Художник встал, подошёл к столу и аккуратно разложил иллюстрации. Двенадцать листов легли веером — каждый месяц смотрел со страницы, как живой воин времени.
Берия откинулся в кресле и начал рассматривать. Лицо его оставалось абсолютно невыразительным — ни одобрения, ни недовольства, ни удивления. Маска совершенного равнодушия. Только глаза двигались, изучая каждую деталь, каждый мазок.
Гоги стоял рядом, держа руки за спиной, и чувствовал, как внутри всё сжимается в тугой узел. Вот Берия задержался на Январе-атамане. Вот прищурился, глядя на падчерицу с корзиной. Вот покачал головой — но что это означало?
Минуты тянулись мучительно. Художник сохранял на лице маску спокойствия, достойную последнего императора перед эшафотом, но внутри кипели страсти. «Понравилось или нет? Одобряет или считает мусором?

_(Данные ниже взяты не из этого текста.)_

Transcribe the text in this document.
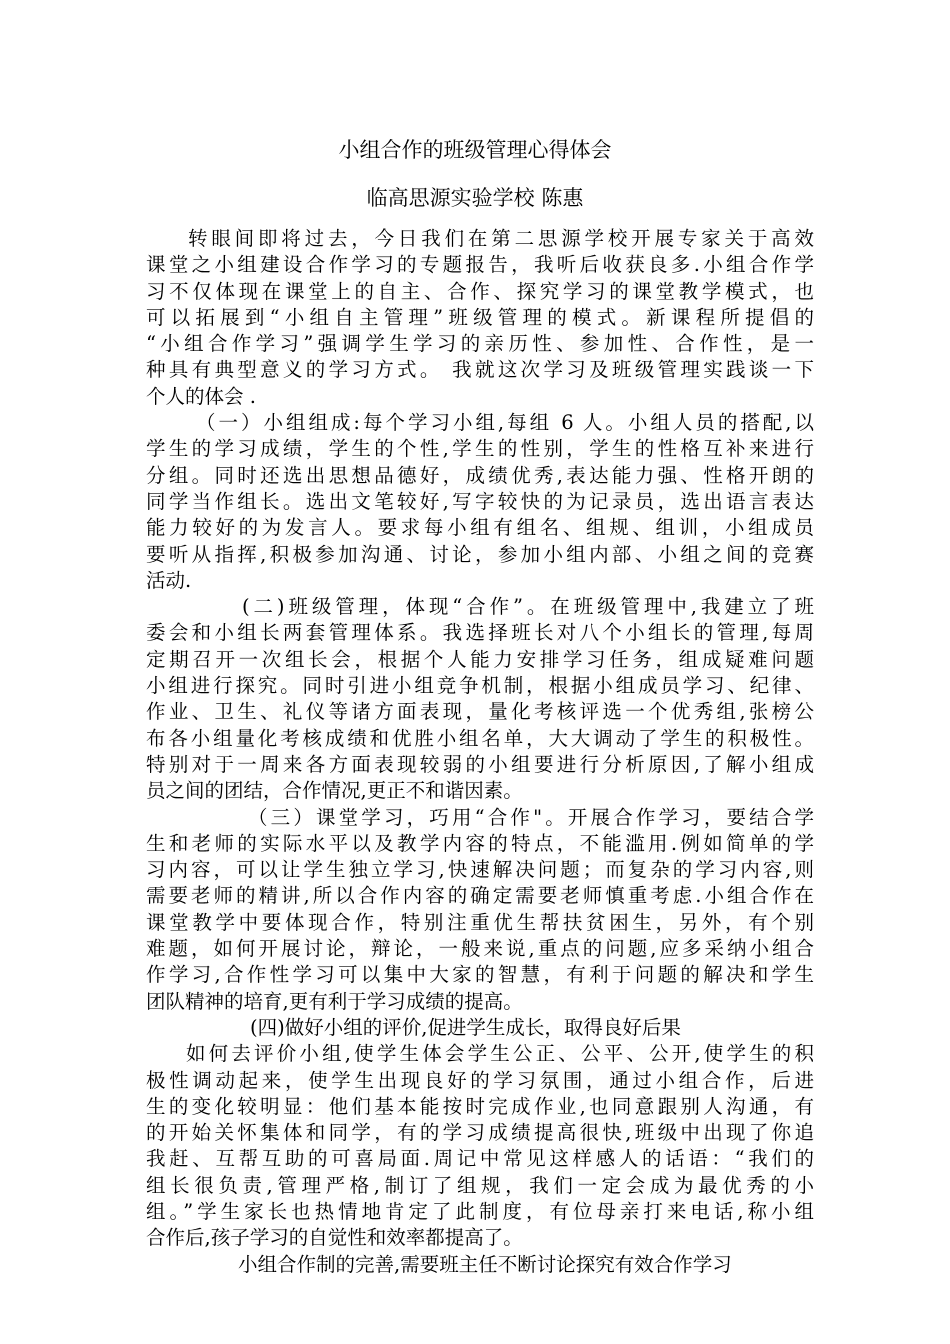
小组合作的班级管理心得体会
临高思源实验学校 陈惠
转眼间即将过去，今日我们在第二思源学校开展专家关于高效
课堂之小组建设合作学习的专题报告，我听后收获良多.小组合作学
习不仅体现在课堂上的自主、合作、探究学习的课堂教学模式，也
可以拓展到“小组自主管理”班级管理的模式。新课程所提倡的
“小组合作学习”强调学生学习的亲历性、参加性、合作性，是一
种具有典型意义的学习方式。 我就这次学习及班级管理实践谈一下
个人的体会 .
（一）小组组成:每个学习小组,每组 6 人。小组人员的搭配,以
学生的学习成绩，学生的个性,学生的性别，学生的性格互补来进行
分组。同时还选出思想品德好，成绩优秀,表达能力强、性格开朗的
同学当作组长。选出文笔较好,写字较快的为记录员，选出语言表达
能力较好的为发言人。要求每小组有组名、组规、组训，小组成员
要听从指挥,积极参加沟通、讨论，参加小组内部、小组之间的竞赛
活动.
(二)班级管理，体现“合作”。在班级管理中,我建立了班
委会和小组长两套管理体系。我选择班长对八个小组长的管理,每周
定期召开一次组长会，根据个人能力安排学习任务，组成疑难问题
小组进行探究。同时引进小组竞争机制，根据小组成员学习、纪律、
作业、卫生、礼仪等诸方面表现，量化考核评选一个优秀组,张榜公
布各小组量化考核成绩和优胜小组名单，大大调动了学生的积极性。
特别对于一周来各方面表现较弱的小组要进行分析原因,了解小组成
员之间的团结，合作情况,更正不和谐因素。
（三）课堂学习，巧用“合作"。开展合作学习，要结合学
生和老师的实际水平以及教学内容的特点，不能滥用.例如简单的学
习内容，可以让学生独立学习,快速解决问题；而复杂的学习内容,则
需要老师的精讲,所以合作内容的确定需要老师慎重考虑.小组合作在
课堂教学中要体现合作，特别注重优生帮扶贫困生，另外，有个别
难题，如何开展讨论，辩论，一般来说,重点的问题,应多采纳小组合
作学习,合作性学习可以集中大家的智慧，有利于问题的解决和学生
团队精神的培育,更有利于学习成绩的提高。
(四)做好小组的评价,促进学生成长，取得良好后果
如何去评价小组,使学生体会学生公正、公平、公开,使学生的积
极性调动起来，使学生出现良好的学习氛围，通过小组合作，后进
生的变化较明显：他们基本能按时完成作业,也同意跟别人沟通，有
的开始关怀集体和同学，有的学习成绩提高很快,班级中出现了你追
我赶、互帮互助的可喜局面.周记中常见这样感人的话语：“我们的
组长很负责,管理严格,制订了组规，我们一定会成为最优秀的小
组。”学生家长也热情地肯定了此制度，有位母亲打来电话,称小组
合作后,孩子学习的自觉性和效率都提高了。
小组合作制的完善,需要班主任不断讨论探究有效合作学习
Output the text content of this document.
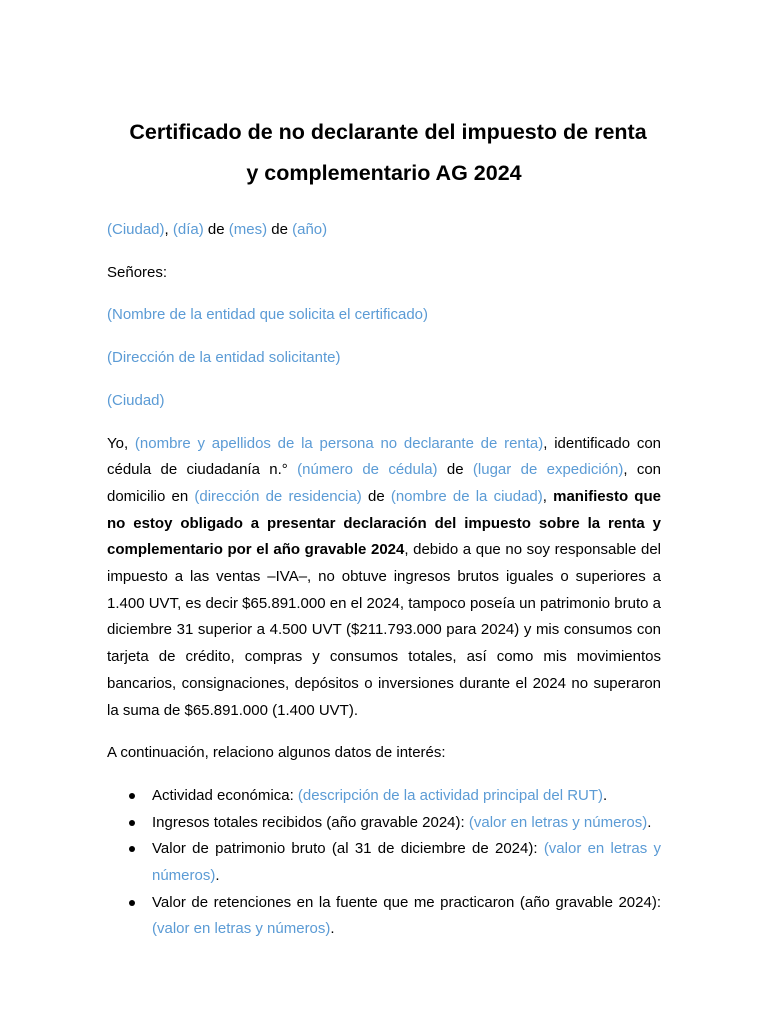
Certificado de no declarante del impuesto de renta
y complementario AG 2024

(Ciudad), (día) de (mes) de (año)

Señores:

(Nombre de la entidad que solicita el certificado)

(Dirección de la entidad solicitante)

(Ciudad)

Yo, (nombre y apellidos de la persona no declarante de renta), identificado con cédula de ciudadanía n.° (número de cédula) de (lugar de expedición), con domicilio en (dirección de residencia) de (nombre de la ciudad), manifiesto que no estoy obligado a presentar declaración del impuesto sobre la renta y complementario por el año gravable 2024, debido a que no soy responsable del impuesto a las ventas –IVA–, no obtuve ingresos brutos iguales o superiores a 1.400 UVT, es decir $65.891.000 en el 2024, tampoco poseía un patrimonio bruto a diciembre 31 superior a 4.500 UVT ($211.793.000 para 2024) y mis consumos con tarjeta de crédito, compras y consumos totales, así como mis movimientos bancarios, consignaciones, depósitos o inversiones durante el 2024 no superaron la suma de $65.891.000 (1.400 UVT).

A continuación, relaciono algunos datos de interés:

Actividad económica: (descripción de la actividad principal del RUT).
Ingresos totales recibidos (año gravable 2024): (valor en letras y números).
Valor de patrimonio bruto (al 31 de diciembre de 2024): (valor en letras y números).
Valor de retenciones en la fuente que me practicaron (año gravable 2024): (valor en letras y números).
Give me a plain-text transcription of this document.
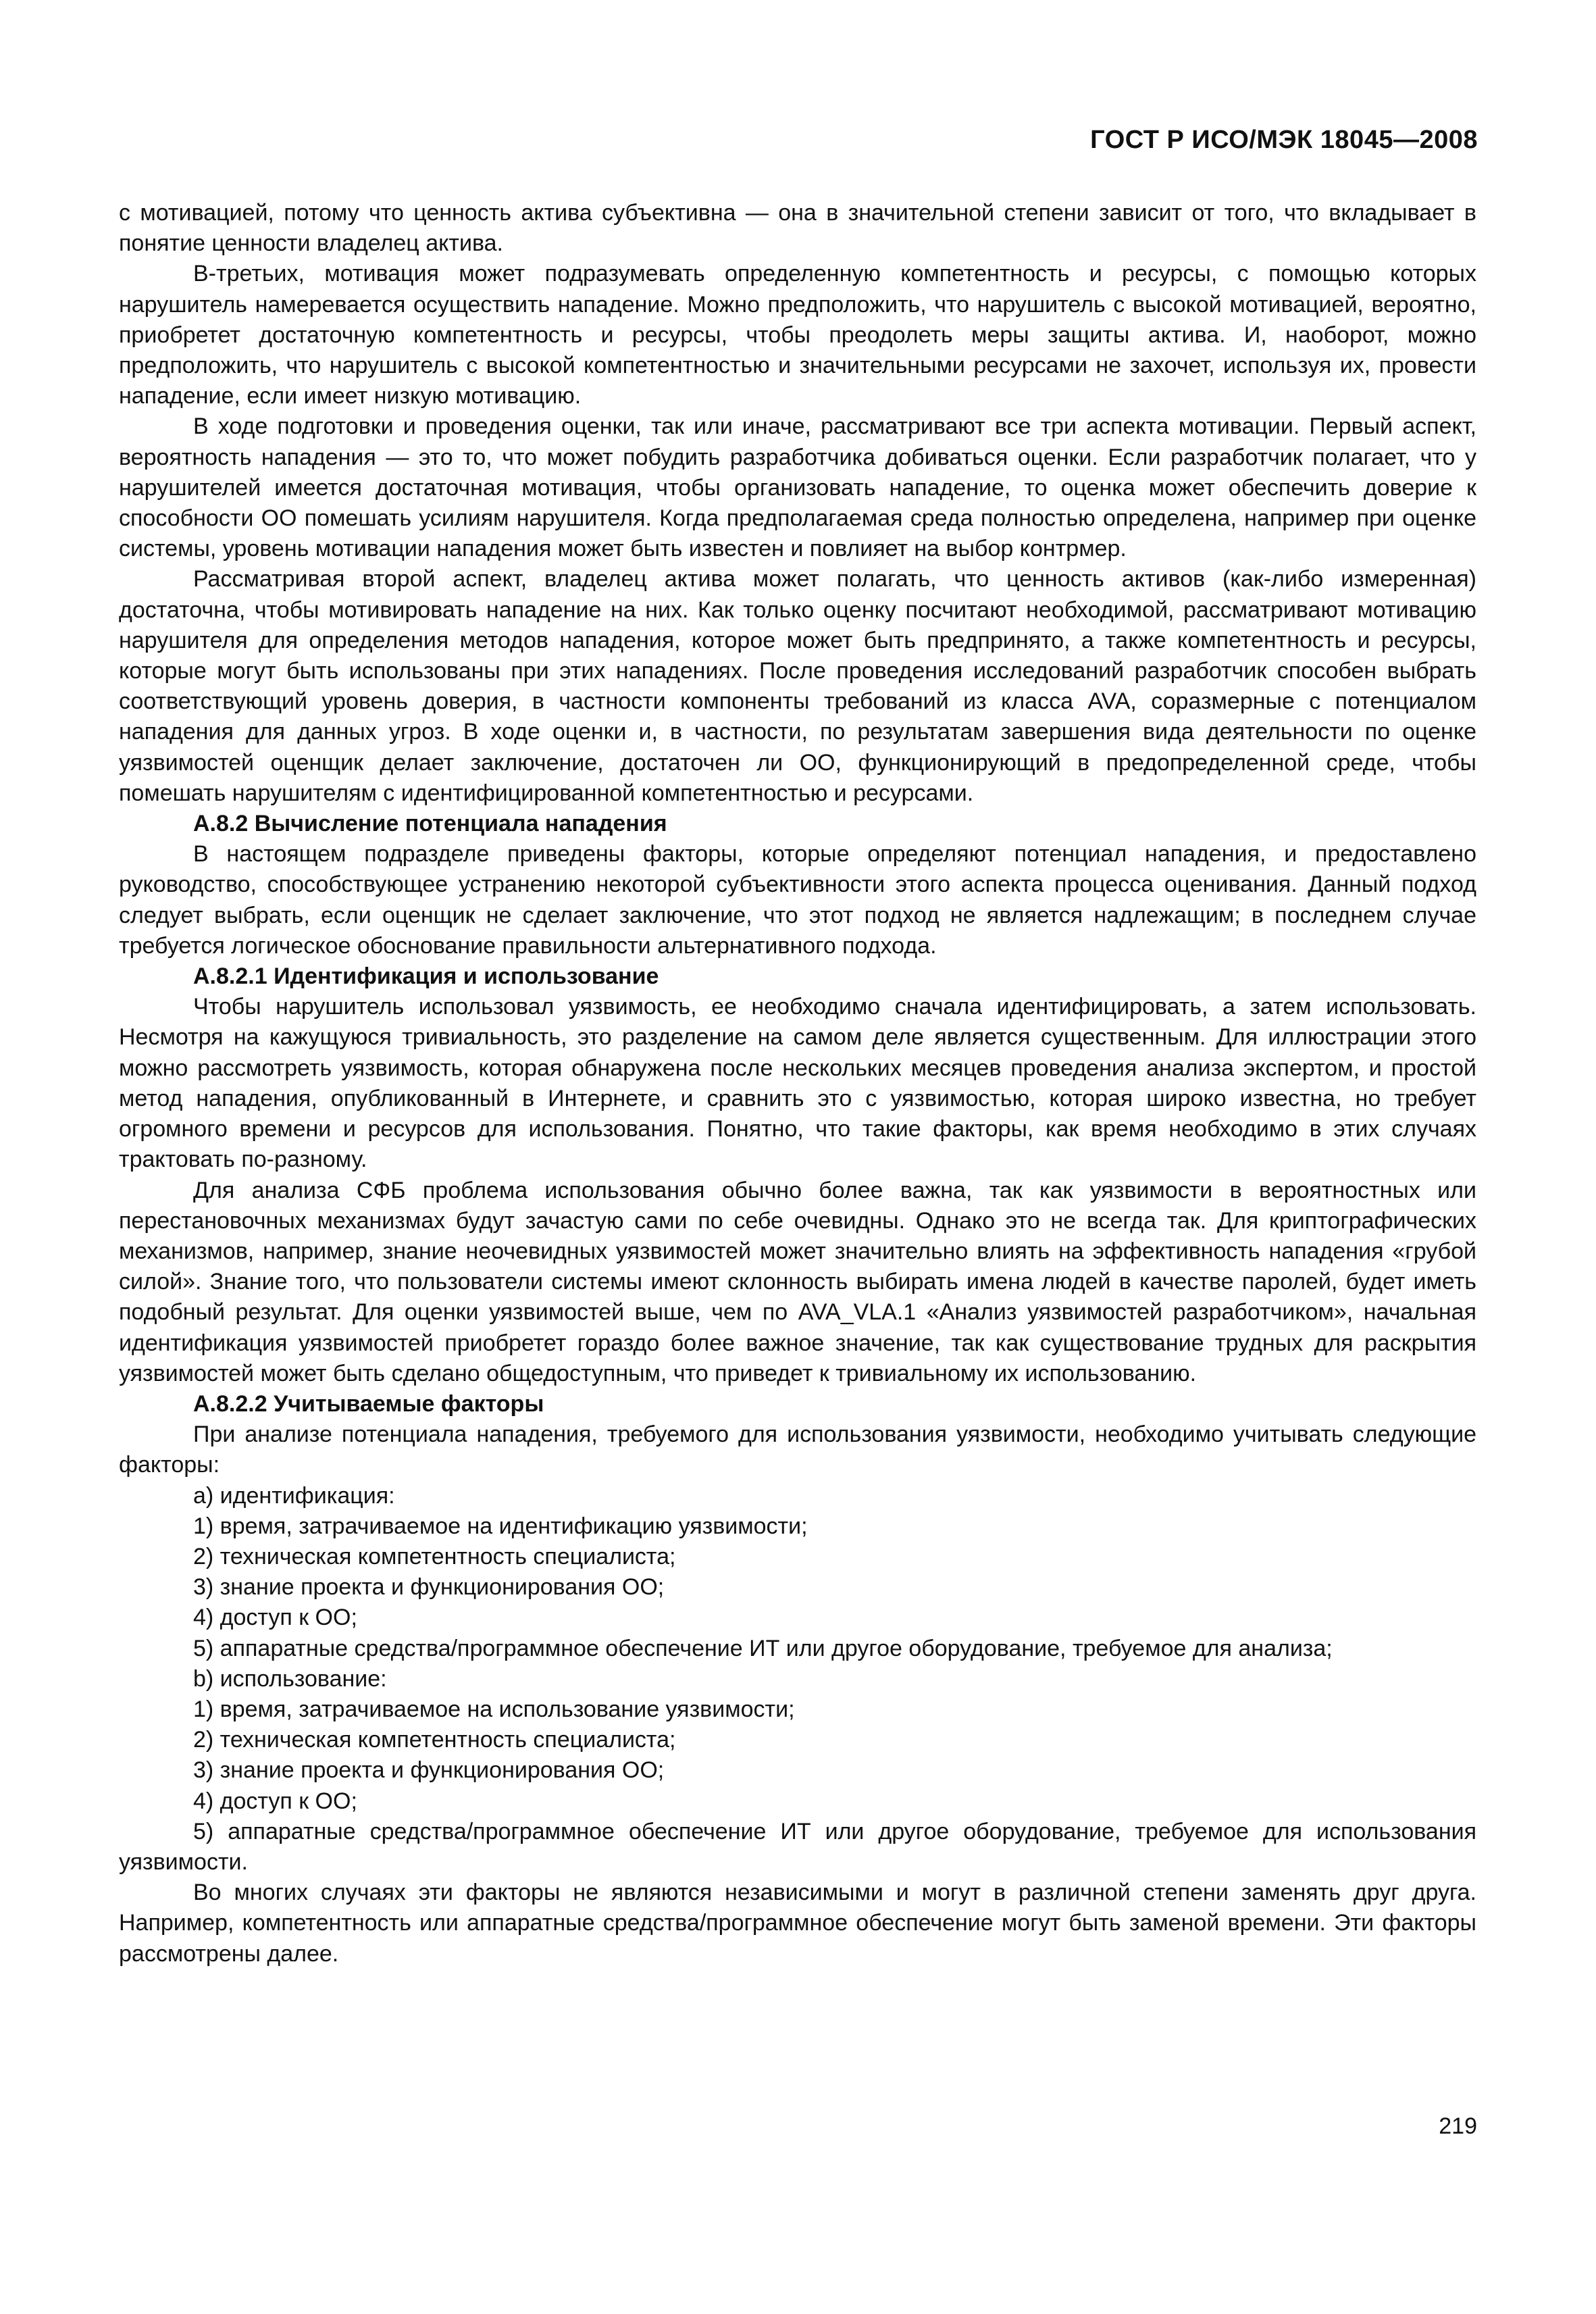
ГОСТ Р ИСО/МЭК 18045—2008

с мотивацией, потому что ценность актива субъективна — она в значительной степени зависит от того, что вкладывает в понятие ценности владелец актива.

В-третьих, мотивация может подразумевать определенную компетентность и ресурсы, с помощью которых нарушитель намеревается осуществить нападение. Можно предположить, что нарушитель с высокой мотивацией, вероятно, приобретет достаточную компетентность и ресурсы, чтобы преодолеть меры защиты актива. И, наоборот, можно предположить, что нарушитель с высокой компетентностью и значительными ресурсами не захочет, используя их, провести нападение, если имеет низкую мотивацию.

В ходе подготовки и проведения оценки, так или иначе, рассматривают все три аспекта мотивации. Первый аспект, вероятность нападения — это то, что может побудить разработчика добиваться оценки. Если разработчик полагает, что у нарушителей имеется достаточная мотивация, чтобы организовать нападение, то оценка может обеспечить доверие к способности ОО помешать усилиям нарушителя. Когда предполагаемая среда полностью определена, например при оценке системы, уровень мотивации нападения может быть известен и повлияет на выбор контрмер.

Рассматривая второй аспект, владелец актива может полагать, что ценность активов (как-либо измеренная) достаточна, чтобы мотивировать нападение на них. Как только оценку посчитают необходимой, рассматривают мотивацию нарушителя для определения методов нападения, которое может быть предпринято, а также компетентность и ресурсы, которые могут быть использованы при этих нападениях. После проведения исследований разработчик способен выбрать соответствующий уровень доверия, в частности компоненты требований из класса AVA, соразмерные с потенциалом нападения для данных угроз. В ходе оценки и, в частности, по результатам завершения вида деятельности по оценке уязвимостей оценщик делает заключение, достаточен ли ОО, функционирующий в предопределенной среде, чтобы помешать нарушителям с идентифицированной компетентностью и ресурсами.

А.8.2 Вычисление потенциала нападения

В настоящем подразделе приведены факторы, которые определяют потенциал нападения, и предоставлено руководство, способствующее устранению некоторой субъективности этого аспекта процесса оценивания. Данный подход следует выбрать, если оценщик не сделает заключение, что этот подход не является надлежащим; в последнем случае требуется логическое обоснование правильности альтернативного подхода.

А.8.2.1 Идентификация и использование

Чтобы нарушитель использовал уязвимость, ее необходимо сначала идентифицировать, а затем использовать. Несмотря на кажущуюся тривиальность, это разделение на самом деле является существенным. Для иллюстрации этого можно рассмотреть уязвимость, которая обнаружена после нескольких месяцев проведения анализа экспертом, и простой метод нападения, опубликованный в Интернете, и сравнить это с уязвимостью, которая широко известна, но требует огромного времени и ресурсов для использования. Понятно, что такие факторы, как время необходимо в этих случаях трактовать по-разному.

Для анализа СФБ проблема использования обычно более важна, так как уязвимости в вероятностных или перестановочных механизмах будут зачастую сами по себе очевидны. Однако это не всегда так. Для криптографических механизмов, например, знание неочевидных уязвимостей может значительно влиять на эффективность нападения «грубой силой». Знание того, что пользователи системы имеют склонность выбирать имена людей в качестве паролей, будет иметь подобный результат. Для оценки уязвимостей выше, чем по AVA_VLA.1 «Анализ уязвимостей разработчиком», начальная идентификация уязвимостей приобретет гораздо более важное значение, так как существование трудных для раскрытия уязвимостей может быть сделано общедоступным, что приведет к тривиальному их использованию.

А.8.2.2 Учитываемые факторы

При анализе потенциала нападения, требуемого для использования уязвимости, необходимо учитывать следующие факторы:

a) идентификация:

1) время, затрачиваемое на идентификацию уязвимости;

2) техническая компетентность специалиста;

3) знание проекта и функционирования ОО;

4) доступ к ОО;

5) аппаратные средства/программное обеспечение ИТ или другое оборудование, требуемое для анализа;

b) использование:

1) время, затрачиваемое на использование уязвимости;

2) техническая компетентность специалиста;

3) знание проекта и функционирования ОО;

4) доступ к ОО;

5) аппаратные средства/программное обеспечение ИТ или другое оборудование, требуемое для использования уязвимости.

Во многих случаях эти факторы не являются независимыми и могут в различной степени заменять друг друга. Например, компетентность или аппаратные средства/программное обеспечение могут быть заменой времени. Эти факторы рассмотрены далее.

219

Жить мне или…»
Берия взял в руки лист с костром, где собрались все месяцы, долго его изучал, затем отложил и потянулся к чайнику.
— Садитесь, — сказал он, наливая чай в две чашки. — Пейте, товарищ Ван Гог.
Ван Гог? Гоги едва не вздрогнул от неожиданности, но сумел сохранить невозмутимость. Сел, принял чашку — руки, к счастью, не дрожали.
— Иллюстрации хорошие, — продолжил Берия, отхлебывая чай. — Но в следующий раз будьте более изобретательны.